Gothic Chess is a chess variant invented in 2000 by Ed Trice.

The game is most similar in arrangement to Bird's Chess, not Capablanca's chess, and is therefore not derived from Capablanca's Chess. Swapping the location of only two pieces in Bird's Chess, the Queen and Chancellor, will produce the Gothic Chess setup.

It incorporates two new pieces and is played on a 10×8 board.

The new pieces create interesting possibilities not available in standard 8x8 chess. For example, as long as there are many pawns still remaining on the board, the Archbishop can be the most dominant piece among the three supermajors. As the middlegame approaches, the Chancellor's strength eclipses that of the Archbishop. As pawns thin out even more, the Queen is naturally more dominant. In this fashion, a player may elect to trade one type of supermajor for another, and then proceed to create the type of game most suitable for that particular piece.

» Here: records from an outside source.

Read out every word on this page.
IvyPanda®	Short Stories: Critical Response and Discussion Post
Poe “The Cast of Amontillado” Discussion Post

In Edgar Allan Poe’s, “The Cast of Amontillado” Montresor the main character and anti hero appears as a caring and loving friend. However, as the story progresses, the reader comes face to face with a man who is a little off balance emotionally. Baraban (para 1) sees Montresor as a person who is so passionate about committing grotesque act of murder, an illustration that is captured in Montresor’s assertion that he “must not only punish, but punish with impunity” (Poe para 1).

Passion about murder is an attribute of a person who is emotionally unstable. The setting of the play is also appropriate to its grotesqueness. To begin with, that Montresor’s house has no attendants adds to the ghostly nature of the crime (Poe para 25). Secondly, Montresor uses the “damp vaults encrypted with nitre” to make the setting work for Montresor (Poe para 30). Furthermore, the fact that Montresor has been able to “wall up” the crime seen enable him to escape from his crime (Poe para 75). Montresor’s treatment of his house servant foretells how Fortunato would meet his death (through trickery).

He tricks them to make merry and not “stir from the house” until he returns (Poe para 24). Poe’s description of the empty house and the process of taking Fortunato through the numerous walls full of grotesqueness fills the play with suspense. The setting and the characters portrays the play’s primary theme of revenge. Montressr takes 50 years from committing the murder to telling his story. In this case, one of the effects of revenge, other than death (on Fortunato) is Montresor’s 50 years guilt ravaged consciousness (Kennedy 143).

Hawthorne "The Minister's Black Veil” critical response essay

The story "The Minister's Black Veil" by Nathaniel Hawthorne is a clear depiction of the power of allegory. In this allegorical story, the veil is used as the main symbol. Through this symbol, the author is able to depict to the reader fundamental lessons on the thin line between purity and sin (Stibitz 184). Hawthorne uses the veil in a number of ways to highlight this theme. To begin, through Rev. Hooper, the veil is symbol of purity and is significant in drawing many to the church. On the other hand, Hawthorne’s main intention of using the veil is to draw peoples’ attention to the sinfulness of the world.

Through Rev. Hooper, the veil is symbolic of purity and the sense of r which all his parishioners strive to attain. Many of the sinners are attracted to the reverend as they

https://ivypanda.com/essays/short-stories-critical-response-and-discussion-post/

This is usually a far-sighted strategic operation executed by the strongest players. One must be ever-mindful of tactics, of course, especially since the Archbishop is capable of executing a checkmate unassisted by any other piece.

Setup and rules

Ed Trice placed the Archbishop and Chancellor pieces on either side of the King. The Chancellor is placed in the e-file, the King in the f-file, and the Archbishop in the g-file. Files a- through d are exactly like chess, and files h- through j contain the same pieces as chess files f- through h.

There is a "100 Move Rule" in Gothic Chess rather than a "50 Move Rule." This was created because Ed Trice proved even a 4-piece endgame could require 72 moves to force a checkmate. The endgame of King + Archbishop vs. King + Bishop has a longest win of 72 moves.